As I explained in “Don’t Bring Back the Judicial Filibuster,” the argument that reinstating the judicial filibuster would somehow help to preserve the legislative filibuster makes no sense and “flies in the face of actual Senate traditions”:
The long-settled tradition of the Senate has been to treat debate over nominations and legislation very differently. Filibusters over legislation date back to the 1830s. By contrast, nominations (as this law-review article co-authored by parliamentary expert Martin B. Gold puts it) were “swept into” a reform of the filibuster only in 1949 and “only by happenstance.” And, as discussed in the preceding paragraph, even after this nominal inclusion of nominations in the filibuster rule in 1949, Senate practice continued to regard the partisan filibuster of judicial nominees as illegitimate.
It is true, to be sure, that the same means that Senate Democrats used in November 2013 to abolish the filibuster for lower-court nominees is available to abolish the legislative filibuster. But there has long been Senate precedent for that means (see, e.g., Gold article at pp. 260–269). The legislative filibuster owes its continued existence not to any formal obstacle that would prevent a Senate majority from abolishing it but rather to a widespread (if increasingly fragile) consensus that it is valuable.
Insofar as there is any practical link between abolition of the judicial filibuster and abolition of the legislative filibuster, it is the opposite of what the proponents of reinstating the judicial filibuster imagine. Appeasement doesn’t work. If Senate Democrats discover that, far from exacting any price for abolishing the judicial filibuster, Senate Republicans will simply reimpose the filibuster to the detriment of Republican presidents, they will have all the more incentive to abolish the legislative filibuster when the short-term benefits of doing so are high.
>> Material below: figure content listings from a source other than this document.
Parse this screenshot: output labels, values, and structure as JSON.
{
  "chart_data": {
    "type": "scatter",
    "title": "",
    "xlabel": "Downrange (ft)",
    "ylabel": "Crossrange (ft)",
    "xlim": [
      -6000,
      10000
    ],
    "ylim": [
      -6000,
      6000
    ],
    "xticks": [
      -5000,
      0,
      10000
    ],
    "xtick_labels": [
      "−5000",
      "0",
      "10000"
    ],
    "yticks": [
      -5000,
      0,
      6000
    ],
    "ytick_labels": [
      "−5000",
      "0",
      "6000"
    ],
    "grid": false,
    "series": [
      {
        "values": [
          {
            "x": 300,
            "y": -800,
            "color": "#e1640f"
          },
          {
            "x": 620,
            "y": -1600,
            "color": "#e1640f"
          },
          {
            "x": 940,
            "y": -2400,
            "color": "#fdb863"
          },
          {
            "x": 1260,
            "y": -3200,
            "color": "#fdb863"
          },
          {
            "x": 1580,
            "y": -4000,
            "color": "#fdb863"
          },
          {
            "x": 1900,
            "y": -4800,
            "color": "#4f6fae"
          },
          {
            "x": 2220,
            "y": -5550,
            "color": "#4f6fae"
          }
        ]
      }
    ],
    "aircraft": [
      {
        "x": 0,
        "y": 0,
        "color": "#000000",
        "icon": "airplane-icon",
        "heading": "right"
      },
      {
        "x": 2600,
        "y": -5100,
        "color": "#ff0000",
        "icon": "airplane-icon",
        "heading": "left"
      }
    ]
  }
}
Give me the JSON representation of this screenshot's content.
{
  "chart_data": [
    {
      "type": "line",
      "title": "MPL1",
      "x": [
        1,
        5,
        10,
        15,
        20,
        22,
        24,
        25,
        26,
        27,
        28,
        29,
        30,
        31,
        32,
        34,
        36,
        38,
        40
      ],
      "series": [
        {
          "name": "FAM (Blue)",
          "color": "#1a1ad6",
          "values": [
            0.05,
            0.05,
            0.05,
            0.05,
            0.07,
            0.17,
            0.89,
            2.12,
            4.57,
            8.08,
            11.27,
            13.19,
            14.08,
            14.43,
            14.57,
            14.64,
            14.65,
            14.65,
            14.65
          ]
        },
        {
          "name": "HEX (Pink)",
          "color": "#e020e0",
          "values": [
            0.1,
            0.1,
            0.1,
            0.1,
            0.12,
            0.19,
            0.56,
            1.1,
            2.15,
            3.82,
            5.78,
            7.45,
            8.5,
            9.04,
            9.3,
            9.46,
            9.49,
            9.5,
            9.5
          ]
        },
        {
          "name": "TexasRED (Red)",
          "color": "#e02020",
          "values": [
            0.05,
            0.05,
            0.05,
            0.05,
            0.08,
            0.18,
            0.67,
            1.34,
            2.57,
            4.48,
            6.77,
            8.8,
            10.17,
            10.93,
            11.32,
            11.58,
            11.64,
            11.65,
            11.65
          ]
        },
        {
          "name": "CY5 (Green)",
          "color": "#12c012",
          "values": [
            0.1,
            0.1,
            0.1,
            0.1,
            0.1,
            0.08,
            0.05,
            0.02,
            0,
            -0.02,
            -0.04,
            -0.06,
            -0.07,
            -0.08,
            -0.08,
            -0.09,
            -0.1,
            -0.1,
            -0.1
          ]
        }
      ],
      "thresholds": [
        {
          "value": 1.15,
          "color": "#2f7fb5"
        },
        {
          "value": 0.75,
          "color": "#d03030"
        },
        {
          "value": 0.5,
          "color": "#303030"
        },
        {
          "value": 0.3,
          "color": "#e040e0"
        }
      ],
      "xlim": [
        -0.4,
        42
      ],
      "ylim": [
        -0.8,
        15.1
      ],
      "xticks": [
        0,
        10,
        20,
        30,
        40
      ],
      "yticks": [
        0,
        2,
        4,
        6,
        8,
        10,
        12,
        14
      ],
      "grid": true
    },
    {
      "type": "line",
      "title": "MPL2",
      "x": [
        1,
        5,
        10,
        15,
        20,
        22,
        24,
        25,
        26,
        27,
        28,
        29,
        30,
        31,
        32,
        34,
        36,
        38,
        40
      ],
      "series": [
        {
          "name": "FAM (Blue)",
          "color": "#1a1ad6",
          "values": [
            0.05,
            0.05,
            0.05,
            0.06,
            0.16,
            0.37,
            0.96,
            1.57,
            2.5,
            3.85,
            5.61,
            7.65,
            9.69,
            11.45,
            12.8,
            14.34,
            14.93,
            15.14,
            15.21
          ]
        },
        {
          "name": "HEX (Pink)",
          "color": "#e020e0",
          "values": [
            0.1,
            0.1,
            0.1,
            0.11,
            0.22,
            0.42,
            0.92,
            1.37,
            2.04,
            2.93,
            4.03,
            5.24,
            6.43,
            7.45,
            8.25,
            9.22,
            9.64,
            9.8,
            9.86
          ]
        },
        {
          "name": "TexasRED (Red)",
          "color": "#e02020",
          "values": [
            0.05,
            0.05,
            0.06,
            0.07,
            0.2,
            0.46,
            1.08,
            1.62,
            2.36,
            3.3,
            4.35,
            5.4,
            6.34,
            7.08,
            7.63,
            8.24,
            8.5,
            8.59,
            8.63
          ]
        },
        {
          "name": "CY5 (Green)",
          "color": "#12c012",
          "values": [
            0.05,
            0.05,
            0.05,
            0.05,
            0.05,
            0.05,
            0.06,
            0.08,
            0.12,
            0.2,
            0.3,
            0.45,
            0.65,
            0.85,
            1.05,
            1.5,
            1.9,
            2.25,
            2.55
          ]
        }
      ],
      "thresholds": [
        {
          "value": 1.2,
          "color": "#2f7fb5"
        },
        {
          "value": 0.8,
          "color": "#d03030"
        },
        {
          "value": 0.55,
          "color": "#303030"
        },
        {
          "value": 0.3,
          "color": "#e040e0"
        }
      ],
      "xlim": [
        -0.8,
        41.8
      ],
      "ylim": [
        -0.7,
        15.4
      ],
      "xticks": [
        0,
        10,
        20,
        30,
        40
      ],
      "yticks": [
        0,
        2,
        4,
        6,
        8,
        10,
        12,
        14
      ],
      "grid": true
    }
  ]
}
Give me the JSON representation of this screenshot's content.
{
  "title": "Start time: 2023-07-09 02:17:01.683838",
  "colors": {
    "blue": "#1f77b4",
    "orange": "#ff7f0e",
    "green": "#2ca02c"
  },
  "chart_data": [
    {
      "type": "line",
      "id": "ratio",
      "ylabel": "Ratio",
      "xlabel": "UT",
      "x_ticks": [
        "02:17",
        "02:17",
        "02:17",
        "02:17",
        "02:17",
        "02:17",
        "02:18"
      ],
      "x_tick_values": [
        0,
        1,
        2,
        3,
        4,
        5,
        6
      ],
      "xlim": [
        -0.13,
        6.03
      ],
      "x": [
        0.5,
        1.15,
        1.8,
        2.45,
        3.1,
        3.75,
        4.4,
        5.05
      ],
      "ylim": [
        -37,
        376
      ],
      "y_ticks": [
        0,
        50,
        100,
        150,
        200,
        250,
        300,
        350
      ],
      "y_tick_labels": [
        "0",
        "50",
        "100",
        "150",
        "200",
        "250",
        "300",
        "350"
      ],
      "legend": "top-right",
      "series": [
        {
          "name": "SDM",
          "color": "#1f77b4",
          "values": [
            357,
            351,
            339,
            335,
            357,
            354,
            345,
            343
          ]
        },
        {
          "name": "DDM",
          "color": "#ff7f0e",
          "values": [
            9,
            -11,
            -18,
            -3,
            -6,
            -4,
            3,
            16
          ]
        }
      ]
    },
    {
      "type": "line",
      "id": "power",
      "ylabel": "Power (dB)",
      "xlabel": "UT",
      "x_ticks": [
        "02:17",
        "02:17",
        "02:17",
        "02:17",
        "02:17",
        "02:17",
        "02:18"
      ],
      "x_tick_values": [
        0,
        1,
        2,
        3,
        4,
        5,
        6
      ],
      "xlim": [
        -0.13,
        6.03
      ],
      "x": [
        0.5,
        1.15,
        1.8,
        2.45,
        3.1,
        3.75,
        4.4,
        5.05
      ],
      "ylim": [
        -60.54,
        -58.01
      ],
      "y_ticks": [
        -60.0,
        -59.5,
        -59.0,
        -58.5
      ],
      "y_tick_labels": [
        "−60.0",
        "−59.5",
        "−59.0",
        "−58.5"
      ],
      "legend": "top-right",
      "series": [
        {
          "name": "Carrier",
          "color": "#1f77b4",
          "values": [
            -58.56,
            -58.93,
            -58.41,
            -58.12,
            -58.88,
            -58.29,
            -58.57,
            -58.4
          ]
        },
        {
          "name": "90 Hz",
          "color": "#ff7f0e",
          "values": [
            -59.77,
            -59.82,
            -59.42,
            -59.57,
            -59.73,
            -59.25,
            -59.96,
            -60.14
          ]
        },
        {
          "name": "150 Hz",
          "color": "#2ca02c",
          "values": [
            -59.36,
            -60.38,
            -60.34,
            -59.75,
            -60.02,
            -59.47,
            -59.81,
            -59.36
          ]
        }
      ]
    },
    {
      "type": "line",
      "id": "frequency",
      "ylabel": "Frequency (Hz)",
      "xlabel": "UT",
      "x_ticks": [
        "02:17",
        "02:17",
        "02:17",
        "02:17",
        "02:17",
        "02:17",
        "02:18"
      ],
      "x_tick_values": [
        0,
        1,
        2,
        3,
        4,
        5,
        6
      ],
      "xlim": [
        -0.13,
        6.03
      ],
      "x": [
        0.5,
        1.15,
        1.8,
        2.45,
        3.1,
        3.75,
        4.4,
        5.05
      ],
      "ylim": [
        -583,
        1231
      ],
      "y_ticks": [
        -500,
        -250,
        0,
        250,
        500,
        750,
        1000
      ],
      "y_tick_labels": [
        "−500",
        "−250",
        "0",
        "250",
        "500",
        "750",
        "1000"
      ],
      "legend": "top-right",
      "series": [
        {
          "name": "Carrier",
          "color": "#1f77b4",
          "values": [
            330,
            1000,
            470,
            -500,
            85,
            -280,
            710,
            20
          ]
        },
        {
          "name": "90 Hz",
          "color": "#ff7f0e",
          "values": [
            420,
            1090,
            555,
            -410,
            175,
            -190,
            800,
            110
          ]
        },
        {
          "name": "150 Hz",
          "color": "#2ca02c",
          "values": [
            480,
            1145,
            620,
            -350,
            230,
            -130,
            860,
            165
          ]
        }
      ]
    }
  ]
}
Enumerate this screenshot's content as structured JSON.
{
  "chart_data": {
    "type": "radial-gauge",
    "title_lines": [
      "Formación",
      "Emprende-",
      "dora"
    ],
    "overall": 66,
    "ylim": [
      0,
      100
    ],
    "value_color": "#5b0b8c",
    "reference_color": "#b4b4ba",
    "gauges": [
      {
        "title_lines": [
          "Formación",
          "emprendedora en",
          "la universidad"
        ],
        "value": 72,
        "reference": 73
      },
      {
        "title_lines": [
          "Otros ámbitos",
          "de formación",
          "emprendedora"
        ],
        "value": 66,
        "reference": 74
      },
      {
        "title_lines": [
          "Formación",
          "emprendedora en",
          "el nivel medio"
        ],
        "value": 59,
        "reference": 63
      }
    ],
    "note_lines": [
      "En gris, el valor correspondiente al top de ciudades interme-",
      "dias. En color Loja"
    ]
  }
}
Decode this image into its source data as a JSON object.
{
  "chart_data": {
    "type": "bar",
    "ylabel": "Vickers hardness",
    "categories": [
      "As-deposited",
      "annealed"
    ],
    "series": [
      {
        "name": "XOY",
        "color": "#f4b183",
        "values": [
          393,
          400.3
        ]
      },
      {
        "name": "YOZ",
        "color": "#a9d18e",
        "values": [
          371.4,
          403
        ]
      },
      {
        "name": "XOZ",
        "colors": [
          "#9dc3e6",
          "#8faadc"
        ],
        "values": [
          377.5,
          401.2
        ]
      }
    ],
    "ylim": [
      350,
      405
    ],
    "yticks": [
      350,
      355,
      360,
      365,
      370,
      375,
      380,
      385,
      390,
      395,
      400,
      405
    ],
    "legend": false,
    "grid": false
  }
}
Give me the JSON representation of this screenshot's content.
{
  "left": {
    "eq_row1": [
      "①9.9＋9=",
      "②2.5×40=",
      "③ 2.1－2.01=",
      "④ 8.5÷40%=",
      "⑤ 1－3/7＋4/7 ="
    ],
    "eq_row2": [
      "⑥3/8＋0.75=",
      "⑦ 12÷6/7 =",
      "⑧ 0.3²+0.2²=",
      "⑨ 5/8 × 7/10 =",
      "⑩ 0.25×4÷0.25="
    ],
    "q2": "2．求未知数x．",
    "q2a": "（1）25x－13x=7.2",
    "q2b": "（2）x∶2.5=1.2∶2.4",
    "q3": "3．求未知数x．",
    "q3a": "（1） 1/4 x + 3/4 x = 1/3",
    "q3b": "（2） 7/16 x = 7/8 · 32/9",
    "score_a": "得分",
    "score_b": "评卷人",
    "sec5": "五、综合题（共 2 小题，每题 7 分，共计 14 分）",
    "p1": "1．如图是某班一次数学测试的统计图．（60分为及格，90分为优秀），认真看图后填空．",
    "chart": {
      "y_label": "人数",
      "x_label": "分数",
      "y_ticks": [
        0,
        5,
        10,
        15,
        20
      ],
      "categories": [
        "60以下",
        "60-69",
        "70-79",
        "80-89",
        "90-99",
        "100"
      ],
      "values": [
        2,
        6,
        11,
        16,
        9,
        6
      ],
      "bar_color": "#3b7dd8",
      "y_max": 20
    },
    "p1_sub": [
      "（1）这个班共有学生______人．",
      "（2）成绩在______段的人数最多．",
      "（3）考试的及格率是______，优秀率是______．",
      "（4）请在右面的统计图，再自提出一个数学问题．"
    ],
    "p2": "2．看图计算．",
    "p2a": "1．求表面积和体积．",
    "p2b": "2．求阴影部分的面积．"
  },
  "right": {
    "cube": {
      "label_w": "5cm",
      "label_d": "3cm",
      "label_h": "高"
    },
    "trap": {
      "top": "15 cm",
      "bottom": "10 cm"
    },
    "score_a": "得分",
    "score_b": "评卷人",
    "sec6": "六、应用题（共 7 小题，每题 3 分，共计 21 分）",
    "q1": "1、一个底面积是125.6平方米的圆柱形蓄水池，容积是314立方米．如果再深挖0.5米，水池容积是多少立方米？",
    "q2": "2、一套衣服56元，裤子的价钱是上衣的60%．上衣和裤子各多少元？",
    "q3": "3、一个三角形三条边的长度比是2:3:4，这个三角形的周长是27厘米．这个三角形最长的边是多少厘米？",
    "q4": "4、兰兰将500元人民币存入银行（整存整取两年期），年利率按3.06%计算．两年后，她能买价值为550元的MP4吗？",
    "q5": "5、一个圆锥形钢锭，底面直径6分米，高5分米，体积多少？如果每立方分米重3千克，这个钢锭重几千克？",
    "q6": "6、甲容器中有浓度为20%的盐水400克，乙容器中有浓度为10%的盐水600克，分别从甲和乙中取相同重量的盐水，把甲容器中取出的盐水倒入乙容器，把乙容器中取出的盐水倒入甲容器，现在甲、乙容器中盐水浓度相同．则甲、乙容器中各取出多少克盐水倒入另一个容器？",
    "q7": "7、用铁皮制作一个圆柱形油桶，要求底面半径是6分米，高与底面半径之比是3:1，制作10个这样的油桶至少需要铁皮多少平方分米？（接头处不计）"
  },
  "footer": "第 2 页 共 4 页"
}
I’ll just add one further thought: Over the next two years, Senate Democrats will be the most ardent defenders of the legislative filibuster and will insist on how it is fundamentally different from the judicial filibuster. Ironically, it’s the proponents of reinstating the judicial filibuster who present a far greater long-term threat to the legislative filibuster, as they wrongly maintain that some abstract principle, completely disconnected from Senate practice and history, requires that the legislative filibuster and the judicial filibuster stand or fall together.